Is the problem of deciding whether a SAT instance, where at most one clause is false (that is, any given variable assignment will either lead to all clauses being true, or all but one), is satisfiable solvable in polynomial time?
-
$\begingroup$ @Evil None of the restricted versions on Wikiepdia seemed very similar to my problem, so I couldn't find out anything there. I've also tried to encode a simple 3CNF problem in this format, but I couldn't come up with anything (even though I'm still trying). $\endgroup$– user110726Commented Oct 15, 2019 at 0:33
-
$\begingroup$ What is the input and what is the output?
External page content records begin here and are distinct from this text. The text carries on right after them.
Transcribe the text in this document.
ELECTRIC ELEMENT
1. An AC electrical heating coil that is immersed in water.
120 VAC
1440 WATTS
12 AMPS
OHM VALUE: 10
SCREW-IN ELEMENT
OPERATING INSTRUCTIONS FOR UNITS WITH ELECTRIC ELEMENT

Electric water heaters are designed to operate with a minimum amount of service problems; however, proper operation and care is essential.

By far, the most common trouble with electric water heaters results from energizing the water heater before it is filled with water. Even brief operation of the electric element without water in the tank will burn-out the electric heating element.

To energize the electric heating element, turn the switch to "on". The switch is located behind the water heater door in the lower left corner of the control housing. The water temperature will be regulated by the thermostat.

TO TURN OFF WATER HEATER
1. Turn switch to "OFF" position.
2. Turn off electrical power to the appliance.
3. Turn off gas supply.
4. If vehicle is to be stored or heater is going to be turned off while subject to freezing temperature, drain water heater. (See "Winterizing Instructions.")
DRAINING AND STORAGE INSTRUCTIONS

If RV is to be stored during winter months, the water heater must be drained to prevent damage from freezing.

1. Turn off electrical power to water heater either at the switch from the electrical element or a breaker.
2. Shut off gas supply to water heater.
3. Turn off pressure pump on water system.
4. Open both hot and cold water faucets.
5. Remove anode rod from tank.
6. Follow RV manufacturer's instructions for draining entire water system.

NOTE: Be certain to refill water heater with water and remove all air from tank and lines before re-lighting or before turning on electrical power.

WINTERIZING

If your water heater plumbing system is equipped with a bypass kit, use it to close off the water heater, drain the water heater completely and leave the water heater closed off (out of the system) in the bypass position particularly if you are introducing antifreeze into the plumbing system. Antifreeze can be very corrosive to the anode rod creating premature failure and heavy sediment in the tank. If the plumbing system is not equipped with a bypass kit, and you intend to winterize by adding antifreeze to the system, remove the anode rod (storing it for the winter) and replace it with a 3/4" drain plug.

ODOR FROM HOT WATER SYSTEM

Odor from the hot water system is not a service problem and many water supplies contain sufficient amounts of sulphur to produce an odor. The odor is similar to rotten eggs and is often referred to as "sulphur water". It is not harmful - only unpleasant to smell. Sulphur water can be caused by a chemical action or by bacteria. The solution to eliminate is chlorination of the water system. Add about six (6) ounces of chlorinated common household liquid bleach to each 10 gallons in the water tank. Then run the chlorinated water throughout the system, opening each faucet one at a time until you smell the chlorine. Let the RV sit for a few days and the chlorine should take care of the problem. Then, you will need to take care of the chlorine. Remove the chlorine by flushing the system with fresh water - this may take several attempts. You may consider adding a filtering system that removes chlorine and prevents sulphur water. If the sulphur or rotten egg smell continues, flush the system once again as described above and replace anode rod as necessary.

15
I can image two possible interpretations: 1. The input is a SAT instance, and the output is a boolean value indicating whether this SAT instance satisfies at most one clause is false. 2. The input is a SAT instance where at most one clause is false, and the output is a boolean value indicating whether this instance is satisfiable (i.e. whether there exists a variable assignment making all clauses true). $\endgroup$– xskxzrCommented Oct 15, 2019 at 2:58
-
$\begingroup$ @xskxzr Your second option is what I had in mind. Thank you! $\endgroup$– user110726Commented Oct 15, 2019 at 3:16
1 Answer
Given a CNF with $n$ variables and $m$ clauses, we denote by $A_i$ the set of truth assignments that do not satisfy clause $i$. Then the number of satisfiable assignments is $$2^n-\left|\bigcup_{i=1}^m A_i\right|.$$ Since each assignment makes at most one clause false, $A_i$ and $A_j$ are disjoint for $i\neq j$. Also note $|A_i|=2^{n-n_i}$ where $n_i$ is the number of variables in clause $i$. Hence, the number of satisfiable assignments is exactly $2^n-\sum_{i=1}^m 2^{n-n_i}$ (this result is also given as lemma 2 in [1]).
So we can decide whether the CNF is satisfiable by checking whether $2^n-\sum_{i=1}^m 2^{n-n_i}>0$, which can be done in polynomial time.
[1] Nishimura, N., Ragde, P., & Szeider, S. (2007). Solving #SAT using vertex covers. Acta Informatica, 44(7-8), 509-523.